C’était en 1964. La guerre froide battait son plein, et la peur d’un conflit nucléaire trottait dans toutes les têtes. La France, déjà dotée de la bombe A, s’affichait comme la quatrième puissance atomique mondiale. Cette année-là sortait au cinéma Docteur Folamour. Une comédie satirique, devenue mythique sur le risque nucléaire et qui résume la dissuasion comme “l’art de produire dans l’esprit de l’ennemi… la peur d’attaquer”. Soixante ans plus tard, la bombe est de retour. Après des décennies consacrées à la réduction des arsenaux, la course aux armes nucléaires est repartie de plus belle, et suscite sur tous les continents de nouvelles vocations.

En France, les alternances politiques n’ont eu aucune prise sur la doctrine de dissuasion, et son arsenal (290 ogives) suffit à défendre les intérêts vitaux de la nation. Mais pas seulement. Car, c’est la nouveauté, Emmanuel Macron entend faire émerger une culture stratégique européenne. L’idée, émise à plusieurs reprises depuis février 2020, a suscité beaucoup de critiques en France mais a été plutôt bien accueillie à l’étranger, en particulier dans le nord de l’Europe. Que propose au juste le chef de l’Etat ? Que les intérêts vitaux français revêtent désormais une dimension européenne. Rien de révolutionnaire, en réalité : cette référence européenne était déjà présente dans le Livre blanc sur la défense nationale paru en 1972, et plus récemment, Jacques Chirac expliquait en 2006 que “la garantie de nos approvisionnements stratégiques ou la défense de pays alliés, sont, parmi d’autres, des intérêts qu’il convient de protéger”.

Ce qui change toutefois avec Emmanuel Macron, c’est la publicité qu’il a souhaité donner à cette ouverture de la dissuasion française. “C’est une manière d’assumer un peu plus cette dimension européenne des intérêts vitaux français afin de renforcer notre crédibilité vis-à-vis de nos alliés”, explique Héloïse Fayet, chercheuse à l’Ifri et spécialiste des questions nucléaires. Surtout, le contexte est doublement porteur.
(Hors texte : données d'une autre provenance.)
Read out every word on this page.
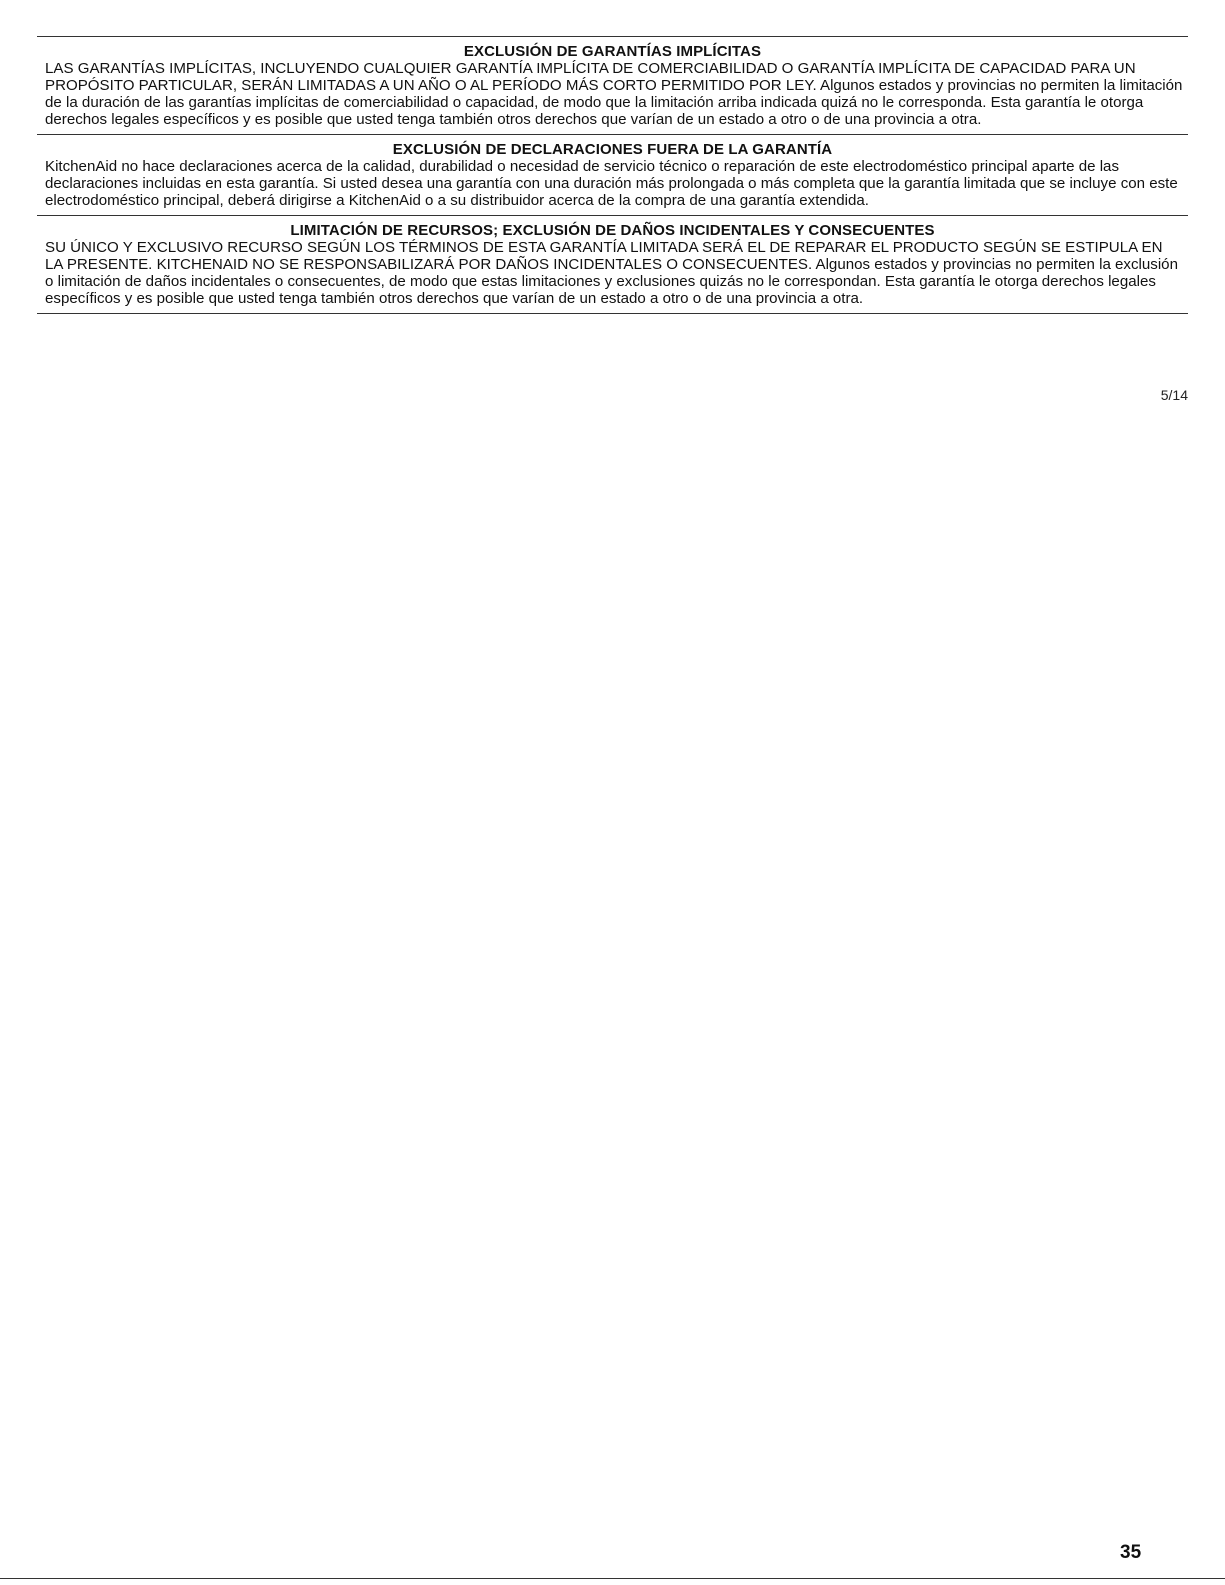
EXCLUSIÓN DE GARANTÍAS IMPLÍCITAS

LAS GARANTÍAS IMPLÍCITAS, INCLUYENDO CUALQUIER GARANTÍA IMPLÍCITA DE COMERCIABILIDAD O GARANTÍA IMPLÍCITA DE CAPACIDAD PARA UN PROPÓSITO PARTICULAR, SERÁN LIMITADAS A UN AÑO O AL PERÍODO MÁS CORTO PERMITIDO POR LEY. Algunos estados y provincias no permiten la limitación de la duración de las garantías implícitas de comerciabilidad o capacidad, de modo que la limitación arriba indicada quizá no le corresponda. Esta garantía le otorga derechos legales específicos y es posible que usted tenga también otros derechos que varían de un estado a otro o de una provincia a otra.

EXCLUSIÓN DE DECLARACIONES FUERA DE LA GARANTÍA

KitchenAid no hace declaraciones acerca de la calidad, durabilidad o necesidad de servicio técnico o reparación de este electrodoméstico principal aparte de las declaraciones incluidas en esta garantía. Si usted desea una garantía con una duración más prolongada o más completa que la garantía limitada que se incluye con este electrodoméstico principal, deberá dirigirse a KitchenAid o a su distribuidor acerca de la compra de una garantía extendida.

LIMITACIÓN DE RECURSOS; EXCLUSIÓN DE DAÑOS INCIDENTALES Y CONSECUENTES

SU ÚNICO Y EXCLUSIVO RECURSO SEGÚN LOS TÉRMINOS DE ESTA GARANTÍA LIMITADA SERÁ EL DE REPARAR EL PRODUCTO SEGÚN SE ESTIPULA EN LA PRESENTE. KITCHENAID NO SE RESPONSABILIZARÁ POR DAÑOS INCIDENTALES O CONSECUENTES. Algunos estados y provincias no permiten la exclusión o limitación de daños incidentales o consecuentes, de modo que estas limitaciones y exclusiones quizás no le correspondan. Esta garantía le otorga derechos legales específicos y es posible que usted tenga también otros derechos que varían de un estado a otro o de una provincia a otra.

5/14
35
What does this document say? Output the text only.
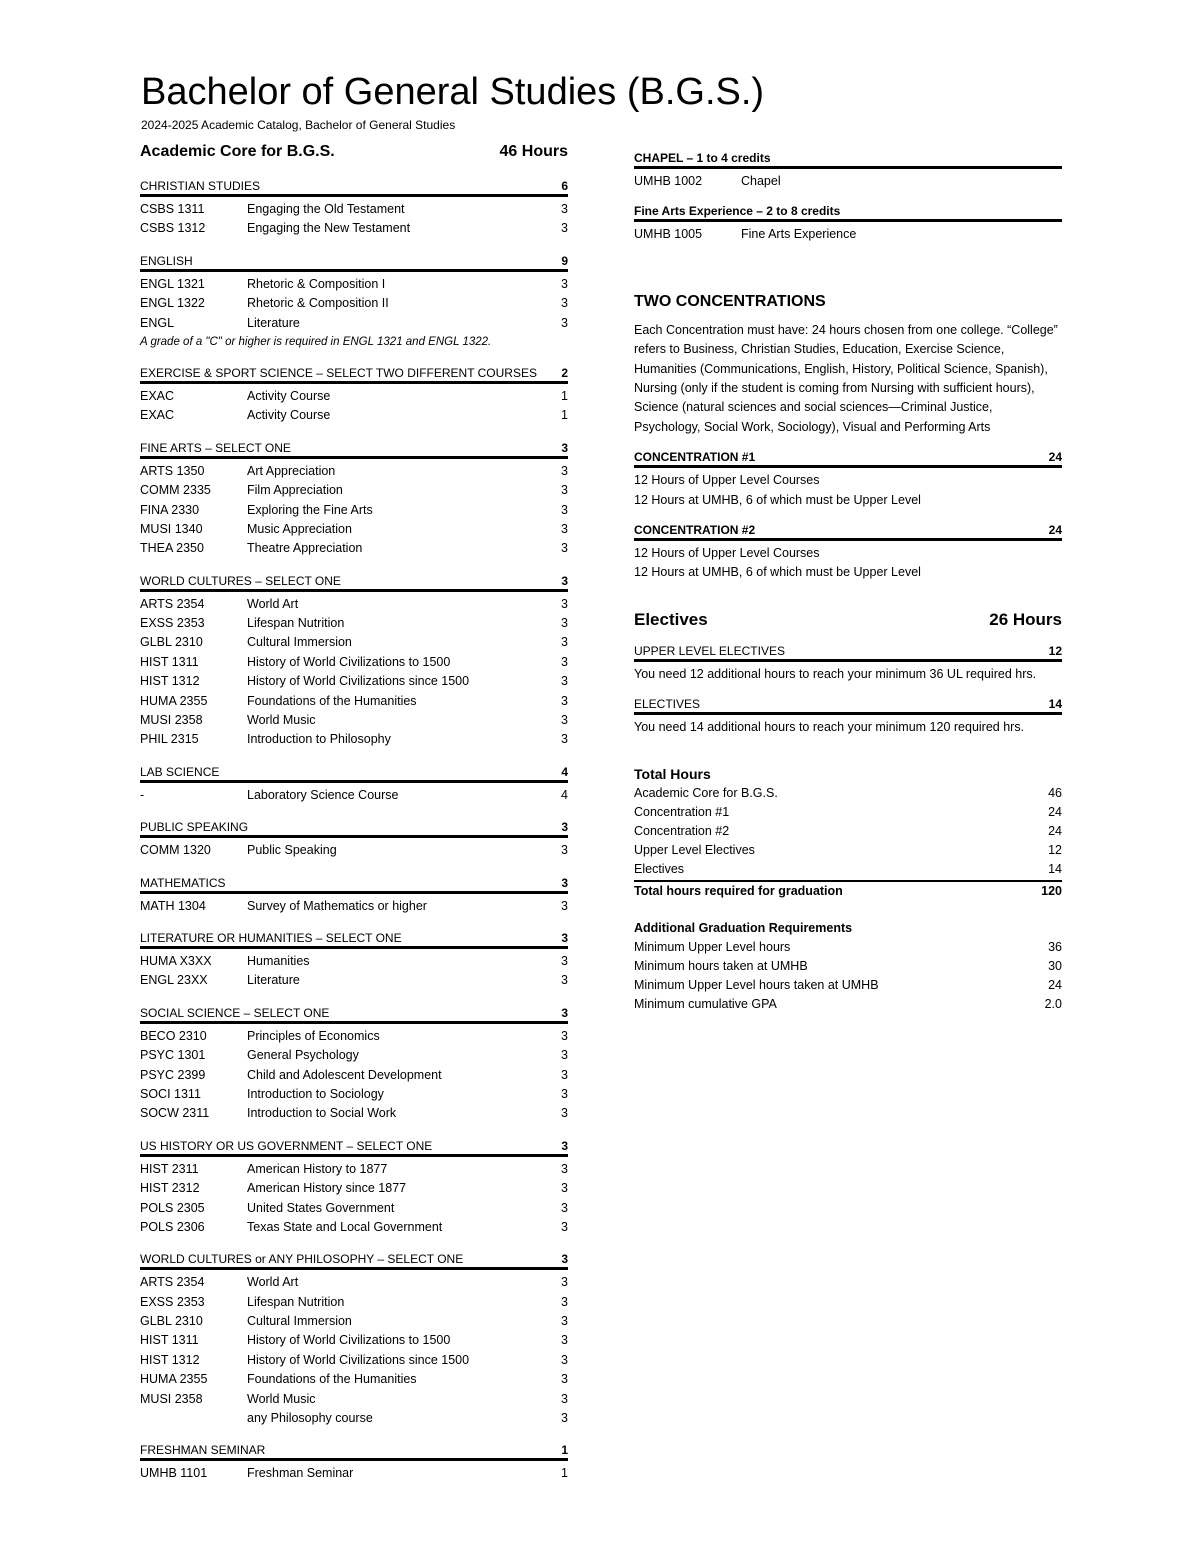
Bachelor of General Studies (B.G.S.)
2024-2025 Academic Catalog, Bachelor of General Studies
Academic Core for B.G.S.	46 Hours
CHRISTIAN STUDIES	6
CSBS 1311	Engaging the Old Testament	3
CSBS 1312	Engaging the New Testament	3
ENGLISH	9
ENGL 1321	Rhetoric & Composition I	3
ENGL 1322	Rhetoric & Composition II	3
ENGL	Literature	3
A grade of a "C" or higher is required in ENGL 1321 and ENGL 1322.
EXERCISE & SPORT SCIENCE – SELECT TWO DIFFERENT COURSES 2
EXAC	Activity Course	1
EXAC	Activity Course	1
FINE ARTS – SELECT ONE	3
ARTS 1350	Art Appreciation	3
COMM 2335	Film Appreciation	3
FINA 2330	Exploring the Fine Arts	3
MUSI 1340	Music Appreciation	3
THEA 2350	Theatre Appreciation	3
WORLD CULTURES – SELECT ONE	3
ARTS 2354	World Art	3
EXSS 2353	Lifespan Nutrition	3
GLBL 2310	Cultural Immersion	3
HIST 1311	History of World Civilizations to 1500	3
HIST 1312	History of World Civilizations since 1500	3
HUMA 2355	Foundations of the Humanities	3
MUSI 2358	World Music	3
PHIL 2315	Introduction to Philosophy	3
LAB SCIENCE	4
-	Laboratory Science Course	4
PUBLIC SPEAKING	3
COMM 1320	Public Speaking	3
MATHEMATICS	3
MATH 1304	Survey of Mathematics or higher	3
LITERATURE OR HUMANITIES – SELECT ONE	3
HUMA X3XX	Humanities	3
ENGL 23XX	Literature	3
SOCIAL SCIENCE – SELECT ONE	3
BECO 2310	Principles of Economics	3
PSYC 1301	General Psychology	3
PSYC 2399	Child and Adolescent Development	3
SOCI 1311	Introduction to Sociology	3
SOCW 2311	Introduction to Social Work	3
US HISTORY OR US GOVERNMENT – SELECT ONE	3
HIST 2311	American History to 1877	3
HIST 2312	American History since 1877	3
POLS 2305	United States Government	3
POLS 2306	Texas State and Local Government	3
WORLD CULTURES or ANY PHILOSOPHY – SELECT ONE	3
ARTS 2354	World Art	3
EXSS 2353	Lifespan Nutrition	3
GLBL 2310	Cultural Immersion	3
HIST 1311	History of World Civilizations to 1500	3
HIST 1312	History of World Civilizations since 1500	3
HUMA 2355	Foundations of the Humanities	3
MUSI 2358	World Music	3
any Philosophy course	3
FRESHMAN SEMINAR	1
UMHB 1101	Freshman Seminar	1
CHAPEL – 1 to 4 credits
UMHB 1002	Chapel
Fine Arts Experience – 2 to 8 credits
UMHB 1005	Fine Arts Experience
TWO CONCENTRATIONS
Each Concentration must have: 24 hours chosen from one college. “College” refers to Business, Christian Studies, Education, Exercise Science, Humanities (Communications, English, History, Political Science, Spanish), Nursing (only if the student is coming from Nursing with sufficient hours), Science (natural sciences and social sciences—Criminal Justice, Psychology, Social Work, Sociology), Visual and Performing Arts
CONCENTRATION #1	24
12 Hours of Upper Level Courses
12 Hours at UMHB, 6 of which must be Upper Level
CONCENTRATION #2	24
12 Hours of Upper Level Courses
12 Hours at UMHB, 6 of which must be Upper Level
Electives	26 Hours
UPPER LEVEL ELECTIVES	12
You need 12 additional hours to reach your minimum 36 UL required hrs.
ELECTIVES	14
You need 14 additional hours to reach your minimum 120 required hrs.
Total Hours
Academic Core for B.G.S.	46
Concentration #1	24
Concentration #2	24
Upper Level Electives	12
Electives	14
Total hours required for graduation	120
Additional Graduation Requirements
Minimum Upper Level hours	36
Minimum hours taken at UMHB	30
Minimum Upper Level hours taken at UMHB	24
Minimum cumulative GPA	2.0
D’abord parce que la guerre en Ukraine déclenchée en février 2022 a provoqué une prise de conscience en Europe, où les budgets de défense sont à la hausse. Et ensuite, parce que le parapluie américain n’est plus une garantie absolue, surtout si Donald Trump revient à la Maison-Blanche.

“Penser l’impensable”

Les ogives tricolores peuvent-elles prendre le relais ? Seront-elles alors en nombre suffisant ? “C’est un vrai débat, qui n’est pas tranché : les armes nucléaires ont une capacité de destruction telle que 100 ou 200 bombes de plus, ça n’est pas vraiment différent, estime Héloïse Fayet. Néanmoins, la taille de l’arsenal compte pour celui que l’on veut dissuader et pour celui que l’on veut rassurer.”

Clairement, si la France veut exercer un rôle de leader de l’Europe de la défense, elle ne pourra pas le faire sans contrepartie. Et cette contrepartie consiste précisément à assurer la protection des alliés. En les aidant à “penser l’impensable”, selon la formule du futurologue Herman Kahn, au début des années 1960.